The train station was loud, and people moved around me at every angle. I could have sworn someone said Paul's name, or maybe John's, but nothing was really registering with me. I was too focused on keeping my feet moving forward without falling over.
The taxi ride to 20 Forthlin Road was about the longest drive I had ever had to sit through. By the time we made it to the house, I wanted nothing more than to see my mother. I needed her to tell me that she was all right. I needed to hear her say that she wasn't going to leave me, not when I was so young at least. Not when I was about to have another baby. Not when my life was just beginning. I needed her to meet my new child. I needed her to see Paul marry Linda. I needed her to meet Paul's future children.
All in all, I just needed her alive. I needed her to be okay. I couldn't bloody live without her, it felt.
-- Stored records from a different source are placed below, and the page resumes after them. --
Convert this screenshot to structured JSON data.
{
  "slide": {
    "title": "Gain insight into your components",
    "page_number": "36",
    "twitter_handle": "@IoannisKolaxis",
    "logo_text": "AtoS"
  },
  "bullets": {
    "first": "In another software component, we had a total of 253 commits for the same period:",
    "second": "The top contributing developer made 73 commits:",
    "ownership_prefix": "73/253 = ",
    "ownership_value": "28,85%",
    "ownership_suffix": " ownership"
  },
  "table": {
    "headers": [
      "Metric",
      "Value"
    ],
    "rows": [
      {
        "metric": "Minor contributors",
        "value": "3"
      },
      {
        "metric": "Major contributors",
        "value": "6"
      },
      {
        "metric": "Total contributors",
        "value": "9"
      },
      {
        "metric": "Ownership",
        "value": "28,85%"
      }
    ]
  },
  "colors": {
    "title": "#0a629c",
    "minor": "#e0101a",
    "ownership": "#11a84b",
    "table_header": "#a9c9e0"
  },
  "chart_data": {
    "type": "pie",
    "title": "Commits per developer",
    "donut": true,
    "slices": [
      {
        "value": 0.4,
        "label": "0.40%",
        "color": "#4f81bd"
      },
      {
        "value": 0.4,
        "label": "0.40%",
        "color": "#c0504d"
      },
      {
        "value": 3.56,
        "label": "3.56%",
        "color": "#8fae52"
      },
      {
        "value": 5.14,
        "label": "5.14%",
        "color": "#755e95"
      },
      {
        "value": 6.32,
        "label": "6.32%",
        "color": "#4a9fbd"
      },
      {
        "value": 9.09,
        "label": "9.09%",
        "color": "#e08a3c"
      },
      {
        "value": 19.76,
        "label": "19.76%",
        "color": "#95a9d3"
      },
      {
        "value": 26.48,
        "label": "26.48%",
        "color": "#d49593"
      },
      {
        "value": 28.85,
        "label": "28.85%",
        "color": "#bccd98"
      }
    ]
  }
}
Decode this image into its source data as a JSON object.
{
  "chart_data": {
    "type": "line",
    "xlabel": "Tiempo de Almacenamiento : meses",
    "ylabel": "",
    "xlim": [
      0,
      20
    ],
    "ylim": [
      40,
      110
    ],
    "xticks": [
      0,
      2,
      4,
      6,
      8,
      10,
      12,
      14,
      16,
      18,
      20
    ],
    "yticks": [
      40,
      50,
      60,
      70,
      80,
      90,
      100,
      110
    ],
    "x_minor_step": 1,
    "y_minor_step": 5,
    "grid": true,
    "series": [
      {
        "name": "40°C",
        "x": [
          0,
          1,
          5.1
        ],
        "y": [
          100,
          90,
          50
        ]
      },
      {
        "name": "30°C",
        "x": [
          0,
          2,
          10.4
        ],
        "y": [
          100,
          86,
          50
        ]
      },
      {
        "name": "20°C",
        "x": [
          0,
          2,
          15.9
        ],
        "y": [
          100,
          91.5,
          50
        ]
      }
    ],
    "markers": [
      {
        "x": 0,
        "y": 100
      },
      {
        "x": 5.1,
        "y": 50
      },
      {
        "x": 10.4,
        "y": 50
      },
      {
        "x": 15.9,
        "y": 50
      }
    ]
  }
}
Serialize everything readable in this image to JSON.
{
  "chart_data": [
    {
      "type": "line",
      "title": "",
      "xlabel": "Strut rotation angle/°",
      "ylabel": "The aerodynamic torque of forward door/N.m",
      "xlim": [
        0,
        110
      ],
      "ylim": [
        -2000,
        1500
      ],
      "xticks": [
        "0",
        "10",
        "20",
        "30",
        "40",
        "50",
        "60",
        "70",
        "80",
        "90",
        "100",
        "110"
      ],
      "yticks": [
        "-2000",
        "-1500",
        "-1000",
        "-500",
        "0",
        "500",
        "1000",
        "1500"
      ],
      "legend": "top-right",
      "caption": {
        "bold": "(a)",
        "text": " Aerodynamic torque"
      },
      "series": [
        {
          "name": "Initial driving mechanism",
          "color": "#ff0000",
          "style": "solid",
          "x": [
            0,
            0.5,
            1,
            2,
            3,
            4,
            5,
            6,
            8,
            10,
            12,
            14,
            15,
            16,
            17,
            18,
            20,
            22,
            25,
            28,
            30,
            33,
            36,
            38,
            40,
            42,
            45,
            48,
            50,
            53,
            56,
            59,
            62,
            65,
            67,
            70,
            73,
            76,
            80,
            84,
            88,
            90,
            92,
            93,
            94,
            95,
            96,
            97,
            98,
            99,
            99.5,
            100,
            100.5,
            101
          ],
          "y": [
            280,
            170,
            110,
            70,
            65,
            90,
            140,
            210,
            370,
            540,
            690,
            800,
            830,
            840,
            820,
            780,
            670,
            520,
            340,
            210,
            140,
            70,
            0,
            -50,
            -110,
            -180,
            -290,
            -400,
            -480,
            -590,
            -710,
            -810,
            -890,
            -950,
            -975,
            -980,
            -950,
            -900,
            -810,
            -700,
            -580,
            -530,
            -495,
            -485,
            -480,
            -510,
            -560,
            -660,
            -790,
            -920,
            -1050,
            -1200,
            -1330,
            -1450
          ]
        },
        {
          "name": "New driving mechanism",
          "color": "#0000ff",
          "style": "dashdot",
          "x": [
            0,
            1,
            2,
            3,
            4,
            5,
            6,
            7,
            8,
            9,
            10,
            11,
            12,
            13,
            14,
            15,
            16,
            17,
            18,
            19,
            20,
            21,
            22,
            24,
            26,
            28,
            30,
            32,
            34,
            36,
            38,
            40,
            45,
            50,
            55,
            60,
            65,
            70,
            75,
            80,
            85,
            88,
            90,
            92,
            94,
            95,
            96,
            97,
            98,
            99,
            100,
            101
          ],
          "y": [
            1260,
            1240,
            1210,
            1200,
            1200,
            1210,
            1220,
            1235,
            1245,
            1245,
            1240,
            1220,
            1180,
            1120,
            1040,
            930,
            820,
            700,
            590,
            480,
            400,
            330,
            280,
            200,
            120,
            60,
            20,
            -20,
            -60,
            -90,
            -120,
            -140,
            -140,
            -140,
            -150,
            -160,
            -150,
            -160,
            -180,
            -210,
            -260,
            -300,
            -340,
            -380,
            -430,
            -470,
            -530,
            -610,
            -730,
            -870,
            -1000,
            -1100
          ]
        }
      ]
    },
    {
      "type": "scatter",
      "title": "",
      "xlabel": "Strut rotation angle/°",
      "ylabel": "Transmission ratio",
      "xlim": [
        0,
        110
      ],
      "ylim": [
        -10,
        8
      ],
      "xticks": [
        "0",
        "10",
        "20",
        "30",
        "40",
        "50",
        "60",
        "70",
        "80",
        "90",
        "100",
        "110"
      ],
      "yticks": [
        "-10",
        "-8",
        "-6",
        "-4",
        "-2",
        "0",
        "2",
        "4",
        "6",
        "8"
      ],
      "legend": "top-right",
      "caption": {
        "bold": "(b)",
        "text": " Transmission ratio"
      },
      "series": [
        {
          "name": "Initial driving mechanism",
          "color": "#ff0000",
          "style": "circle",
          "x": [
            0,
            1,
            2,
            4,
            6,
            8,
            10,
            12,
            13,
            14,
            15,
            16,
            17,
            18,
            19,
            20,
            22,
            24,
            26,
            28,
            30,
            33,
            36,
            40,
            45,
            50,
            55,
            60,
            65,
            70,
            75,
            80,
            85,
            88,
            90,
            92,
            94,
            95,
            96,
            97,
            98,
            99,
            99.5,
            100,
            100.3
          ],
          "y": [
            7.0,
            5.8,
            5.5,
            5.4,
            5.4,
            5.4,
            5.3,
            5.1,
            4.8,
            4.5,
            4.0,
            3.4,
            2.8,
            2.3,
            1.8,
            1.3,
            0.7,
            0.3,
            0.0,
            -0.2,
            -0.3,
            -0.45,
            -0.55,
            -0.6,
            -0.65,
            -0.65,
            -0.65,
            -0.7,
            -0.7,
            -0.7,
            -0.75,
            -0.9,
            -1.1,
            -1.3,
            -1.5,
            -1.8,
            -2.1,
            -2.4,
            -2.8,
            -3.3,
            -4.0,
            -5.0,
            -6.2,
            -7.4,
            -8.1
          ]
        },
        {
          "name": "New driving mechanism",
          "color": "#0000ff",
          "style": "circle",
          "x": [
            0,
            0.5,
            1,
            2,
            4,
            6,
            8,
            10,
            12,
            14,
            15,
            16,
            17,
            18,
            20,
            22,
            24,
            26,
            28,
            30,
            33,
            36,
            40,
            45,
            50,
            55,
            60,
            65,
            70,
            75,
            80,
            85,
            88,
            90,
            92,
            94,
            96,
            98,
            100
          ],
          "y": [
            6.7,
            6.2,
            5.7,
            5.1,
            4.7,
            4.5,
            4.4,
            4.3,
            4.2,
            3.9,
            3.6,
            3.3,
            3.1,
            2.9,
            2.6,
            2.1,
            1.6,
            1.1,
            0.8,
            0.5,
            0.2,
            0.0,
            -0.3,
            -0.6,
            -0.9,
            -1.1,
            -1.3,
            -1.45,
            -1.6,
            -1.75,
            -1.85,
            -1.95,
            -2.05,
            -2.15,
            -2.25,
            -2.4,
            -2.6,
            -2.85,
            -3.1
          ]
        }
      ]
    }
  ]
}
Paul didn't knock on the door. He just opened it and walked straight inside. Jim McCartney sat in the living room waiting for us, a bottle of scotch in one hand and a cigarette in the other. Julian fought to get out of John's arms, and he scurried off when he spied a cat down the hallway. He had no idea what was happening. He didn't know why we were here, or why it had been such a rush to get us here at all. He had no ruddy clue.
"Dad?" Paul asked.
Jim McCartney's head turned slowly. He had a strained look in his eyes as I'd he had been crying, but was trying to hold it together now. "You wanna go and see her?" he asked us. We nodded solemnly.